People have been using LinkedIn groups for years. But only recently have content marketers realized how powerful these groups are for getting your content viewed by your desired audience. But here’s the thing: a LinkedIn group is still a rented audience. You may be an “owner”  or  “moderator”of a LinkedIn group, but as Kaushik explains, you only “kinda sorta” own it. I’ve actually been involved in legal disputes over who actually owns a LinkedIn group when I managed a group for a company I worked at. After lawyers became involved, it was certainly clear that LinkedIn owned the group, not the company or the former employee who claimed to have “started” the group.

But again, the answer is to develop your own group–your own community. A “community” is really just a fancy way of thinking about an audience you theoretically own. I like to think of “community” as an opt-in audience—in other words, an audience who has already bought into your message and not only wants to hear from you, but also wants to engage with you more, which is even better. These are folks who have become advocates. It’s kind of like the difference between having a social media following, which is only marginally interested in what you have to say at best, and having a real audience.

There are so many ways you can start building your own community, and I think a whole blog post needs to be written to thoroughly address this topic, but you can start quickly building a community through your blog commenting system like Disqus. If you want to go really kuh-razy, you can implement your own social media network within your site. Again, there are lots of options, but you need to know going into the project, that it won’t be easy, and it will be a long slog to get your community really jumping.

Solution #5: Use Digital to Connect Your Analog World

Finally, you can use digital means to leverage analog tactics to gain a captive audience. I’m speaking specifically about in-person or face-to-face events, but also about digital equivalents like Twitter Chats or Online Conferences.
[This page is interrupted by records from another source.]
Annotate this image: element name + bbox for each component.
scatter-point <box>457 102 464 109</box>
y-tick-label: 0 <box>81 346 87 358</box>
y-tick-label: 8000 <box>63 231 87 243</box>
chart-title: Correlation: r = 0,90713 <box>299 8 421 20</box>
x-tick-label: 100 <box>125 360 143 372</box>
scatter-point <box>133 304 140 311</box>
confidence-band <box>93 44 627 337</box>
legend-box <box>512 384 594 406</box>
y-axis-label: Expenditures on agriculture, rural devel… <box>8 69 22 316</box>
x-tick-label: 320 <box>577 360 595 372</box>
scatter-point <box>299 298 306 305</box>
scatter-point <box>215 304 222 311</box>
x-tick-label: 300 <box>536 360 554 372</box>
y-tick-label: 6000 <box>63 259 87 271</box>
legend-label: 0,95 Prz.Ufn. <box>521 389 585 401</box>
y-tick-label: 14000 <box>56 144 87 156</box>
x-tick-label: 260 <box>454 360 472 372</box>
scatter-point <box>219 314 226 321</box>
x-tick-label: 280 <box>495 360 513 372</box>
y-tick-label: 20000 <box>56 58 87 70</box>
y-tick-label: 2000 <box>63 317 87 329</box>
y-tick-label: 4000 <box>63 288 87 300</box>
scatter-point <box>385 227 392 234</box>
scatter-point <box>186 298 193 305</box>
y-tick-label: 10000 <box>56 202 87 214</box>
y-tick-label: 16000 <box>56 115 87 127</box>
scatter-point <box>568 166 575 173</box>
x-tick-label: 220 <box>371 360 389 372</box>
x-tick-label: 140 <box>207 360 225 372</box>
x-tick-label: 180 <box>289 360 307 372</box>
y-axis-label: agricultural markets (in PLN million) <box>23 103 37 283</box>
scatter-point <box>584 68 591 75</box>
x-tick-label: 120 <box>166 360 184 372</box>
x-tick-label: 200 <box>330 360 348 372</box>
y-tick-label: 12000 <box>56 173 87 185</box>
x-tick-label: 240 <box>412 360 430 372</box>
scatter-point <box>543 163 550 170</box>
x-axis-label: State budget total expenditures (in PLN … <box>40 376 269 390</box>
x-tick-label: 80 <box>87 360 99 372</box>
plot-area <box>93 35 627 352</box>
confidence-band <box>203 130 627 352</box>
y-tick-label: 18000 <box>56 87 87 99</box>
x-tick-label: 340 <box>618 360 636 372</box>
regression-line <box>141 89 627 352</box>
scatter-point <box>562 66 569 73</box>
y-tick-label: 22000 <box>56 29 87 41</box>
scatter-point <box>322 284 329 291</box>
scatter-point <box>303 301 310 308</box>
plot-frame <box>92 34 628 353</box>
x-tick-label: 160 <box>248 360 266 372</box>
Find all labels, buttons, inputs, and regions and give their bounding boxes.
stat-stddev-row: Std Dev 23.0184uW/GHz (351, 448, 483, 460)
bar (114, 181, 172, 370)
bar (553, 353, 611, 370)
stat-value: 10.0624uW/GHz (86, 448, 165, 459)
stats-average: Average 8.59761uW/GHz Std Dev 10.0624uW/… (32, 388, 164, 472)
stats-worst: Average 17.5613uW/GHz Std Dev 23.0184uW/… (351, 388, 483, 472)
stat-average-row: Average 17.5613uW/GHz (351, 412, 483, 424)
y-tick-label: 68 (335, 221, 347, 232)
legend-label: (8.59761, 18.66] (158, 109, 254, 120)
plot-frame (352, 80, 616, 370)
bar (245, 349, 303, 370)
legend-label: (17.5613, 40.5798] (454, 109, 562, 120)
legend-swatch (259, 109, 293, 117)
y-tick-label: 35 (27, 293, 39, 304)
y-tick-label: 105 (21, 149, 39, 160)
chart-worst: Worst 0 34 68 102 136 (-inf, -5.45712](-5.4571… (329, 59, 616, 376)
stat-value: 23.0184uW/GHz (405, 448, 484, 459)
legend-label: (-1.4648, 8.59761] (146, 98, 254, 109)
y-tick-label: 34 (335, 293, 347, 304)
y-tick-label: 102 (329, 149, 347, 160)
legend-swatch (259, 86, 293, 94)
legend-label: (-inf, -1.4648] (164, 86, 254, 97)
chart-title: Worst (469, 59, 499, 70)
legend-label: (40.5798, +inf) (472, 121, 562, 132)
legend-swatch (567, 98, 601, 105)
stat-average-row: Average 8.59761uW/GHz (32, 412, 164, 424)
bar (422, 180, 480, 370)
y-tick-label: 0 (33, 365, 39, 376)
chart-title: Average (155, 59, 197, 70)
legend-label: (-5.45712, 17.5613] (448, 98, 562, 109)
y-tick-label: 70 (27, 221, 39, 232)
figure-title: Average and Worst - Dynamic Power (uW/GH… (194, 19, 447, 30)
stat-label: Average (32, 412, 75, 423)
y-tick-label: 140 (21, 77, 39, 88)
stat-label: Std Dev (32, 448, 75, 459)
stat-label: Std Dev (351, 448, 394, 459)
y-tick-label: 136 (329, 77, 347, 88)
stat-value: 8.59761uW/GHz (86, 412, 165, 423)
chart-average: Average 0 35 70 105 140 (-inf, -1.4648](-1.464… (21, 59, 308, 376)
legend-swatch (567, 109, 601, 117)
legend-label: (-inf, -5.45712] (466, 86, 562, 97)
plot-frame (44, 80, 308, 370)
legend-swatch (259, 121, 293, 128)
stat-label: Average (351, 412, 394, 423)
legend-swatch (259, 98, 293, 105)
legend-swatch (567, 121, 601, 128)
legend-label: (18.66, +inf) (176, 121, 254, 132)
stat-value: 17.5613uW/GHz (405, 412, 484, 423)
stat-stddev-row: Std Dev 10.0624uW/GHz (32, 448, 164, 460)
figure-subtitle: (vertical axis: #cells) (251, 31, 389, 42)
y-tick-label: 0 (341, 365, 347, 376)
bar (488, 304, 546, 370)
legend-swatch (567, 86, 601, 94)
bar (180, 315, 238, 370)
Events generally provide an unparalleled ability to connect you to an audience and, in some sense, hold them captive in a way you can’t do in any other medium. Content Marketing Institute’s (CMI) recent benchmark study rated in-person events as the most effective marketing tactic for 6 years in a row. In fact, the recent 17-million-dollar acquisition of CMI was largely an “event” acquisition. According to Joe Pulizzi, CMI was making over 5 million dollars on Content Marketing World alone. Events, like mobile, deliver phenomenal results for content marketers and when you use mobile in conjunction with your events, the results are explosive.

Ultimately, social media is closing, making it increasingly more difficult for content marketers to get their content to their audiences. It’s time to get out of denial about this and face up to the sobering reality that now or in the very near future, social media will be pure pay-to-play and to start executing tactics now to help you regain the loss of your rapidly disappearing organic reach. I’ve presented 5 possible solutions here, some of which can be used together. These techniques are powerful ways you can get and keep your audience and stop depending on unpredictable, diminishing audiences.

So what do you think? Is social closing? And if so, what are some tips you think will help?